The fathers worked on the island of Maragnan in the mouth of the Amazon, where the French Fort Saint Louis was founded as a Roman Catholic mission in 1612-15. The two fathers Claude d'Abbeville and Yves D'Evreux learned the Tupinambá language and wrote about their experience.

The Catholic colonial endeavours of the early 17th century followed the earlier Protestant attempts at establishing a colony in South America, especially the short-lived France Antarctique, and marked the recent domination of the Catholic faith over Protestantism in France.

The Tupinambá were in alliance with the French, with the objective of resisting Portuguese encroachments.

The mission organized the dispatch of Tupinambá Indians from Maragnan to the court of Louis XIII in France, where they created a sensation. Père Claude d'Abbeville commented enthusiastically on the visit of the Indians in Paris with the words: "Who would have thought that Paris, used to the strange and the exotic, would go so wild over these Indians?". The Indians – only three out of a total six had survived the travel by that time – were baptized in the Church of the Capuchins.

When France and Spain (including Portugal in the Iberian Union) became allied through the marriage of Louis XIII with Anne of Austria in 1615, support for the colony was discontinued and the colonists abandoned.
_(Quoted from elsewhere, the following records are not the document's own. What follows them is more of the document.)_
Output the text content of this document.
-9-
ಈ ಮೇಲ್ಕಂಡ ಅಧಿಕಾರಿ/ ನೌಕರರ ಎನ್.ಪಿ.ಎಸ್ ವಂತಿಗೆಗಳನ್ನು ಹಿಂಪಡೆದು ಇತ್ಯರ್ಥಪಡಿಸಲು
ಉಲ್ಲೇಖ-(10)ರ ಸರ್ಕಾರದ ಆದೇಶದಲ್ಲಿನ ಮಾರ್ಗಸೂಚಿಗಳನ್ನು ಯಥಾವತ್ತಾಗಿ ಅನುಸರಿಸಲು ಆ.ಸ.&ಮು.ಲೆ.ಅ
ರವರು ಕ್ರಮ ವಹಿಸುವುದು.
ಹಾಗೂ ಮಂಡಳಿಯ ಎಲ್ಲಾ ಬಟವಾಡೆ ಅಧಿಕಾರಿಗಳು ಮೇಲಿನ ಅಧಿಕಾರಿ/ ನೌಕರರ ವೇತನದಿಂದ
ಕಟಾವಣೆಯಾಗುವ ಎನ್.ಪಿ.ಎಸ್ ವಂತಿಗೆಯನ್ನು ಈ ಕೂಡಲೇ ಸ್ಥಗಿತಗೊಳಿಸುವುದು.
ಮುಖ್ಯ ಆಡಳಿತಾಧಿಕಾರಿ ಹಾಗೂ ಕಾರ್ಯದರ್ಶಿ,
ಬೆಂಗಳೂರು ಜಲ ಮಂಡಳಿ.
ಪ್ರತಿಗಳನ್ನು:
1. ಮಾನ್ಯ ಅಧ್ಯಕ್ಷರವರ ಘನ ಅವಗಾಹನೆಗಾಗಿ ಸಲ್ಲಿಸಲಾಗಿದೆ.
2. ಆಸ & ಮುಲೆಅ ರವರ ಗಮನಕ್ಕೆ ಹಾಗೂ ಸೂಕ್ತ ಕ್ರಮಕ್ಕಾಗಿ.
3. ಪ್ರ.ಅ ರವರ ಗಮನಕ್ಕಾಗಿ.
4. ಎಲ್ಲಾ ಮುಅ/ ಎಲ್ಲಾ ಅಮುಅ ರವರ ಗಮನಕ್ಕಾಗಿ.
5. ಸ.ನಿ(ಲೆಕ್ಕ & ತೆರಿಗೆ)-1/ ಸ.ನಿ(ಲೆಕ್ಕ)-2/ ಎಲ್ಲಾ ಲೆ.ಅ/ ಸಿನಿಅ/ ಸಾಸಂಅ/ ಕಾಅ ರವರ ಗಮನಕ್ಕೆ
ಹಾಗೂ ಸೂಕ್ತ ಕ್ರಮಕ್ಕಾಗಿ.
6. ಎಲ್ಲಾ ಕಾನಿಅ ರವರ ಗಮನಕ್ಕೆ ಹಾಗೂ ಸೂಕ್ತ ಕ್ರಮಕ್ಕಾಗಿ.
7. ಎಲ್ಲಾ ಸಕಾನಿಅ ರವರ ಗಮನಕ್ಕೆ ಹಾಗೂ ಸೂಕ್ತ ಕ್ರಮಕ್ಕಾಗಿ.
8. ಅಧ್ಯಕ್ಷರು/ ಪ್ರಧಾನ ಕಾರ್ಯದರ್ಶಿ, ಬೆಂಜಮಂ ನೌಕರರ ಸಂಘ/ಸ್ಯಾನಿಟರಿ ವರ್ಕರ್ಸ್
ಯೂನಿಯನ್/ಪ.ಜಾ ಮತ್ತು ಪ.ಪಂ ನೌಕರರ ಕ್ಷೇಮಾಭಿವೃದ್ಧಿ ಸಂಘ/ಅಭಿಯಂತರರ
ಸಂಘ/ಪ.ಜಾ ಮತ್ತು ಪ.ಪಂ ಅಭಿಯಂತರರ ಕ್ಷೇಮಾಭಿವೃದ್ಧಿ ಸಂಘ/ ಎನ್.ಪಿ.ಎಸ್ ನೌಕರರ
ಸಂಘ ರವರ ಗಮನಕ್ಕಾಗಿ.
The Portuguese soon managed to expel the French from the colony. The book by Claude d'Abbeville was removed from circulation, and similar work by Yves D'Evreux and Francois Huby was destroyed.

== Works ==

- Claude d'Abbeville. Histoire de la mission des pères Capucins en l'isle de Maragnan et terres circonvoisines (History of the Mission of the Capuchin Fathers to the Island of Maranhão), Paris: F. Huby, 1614.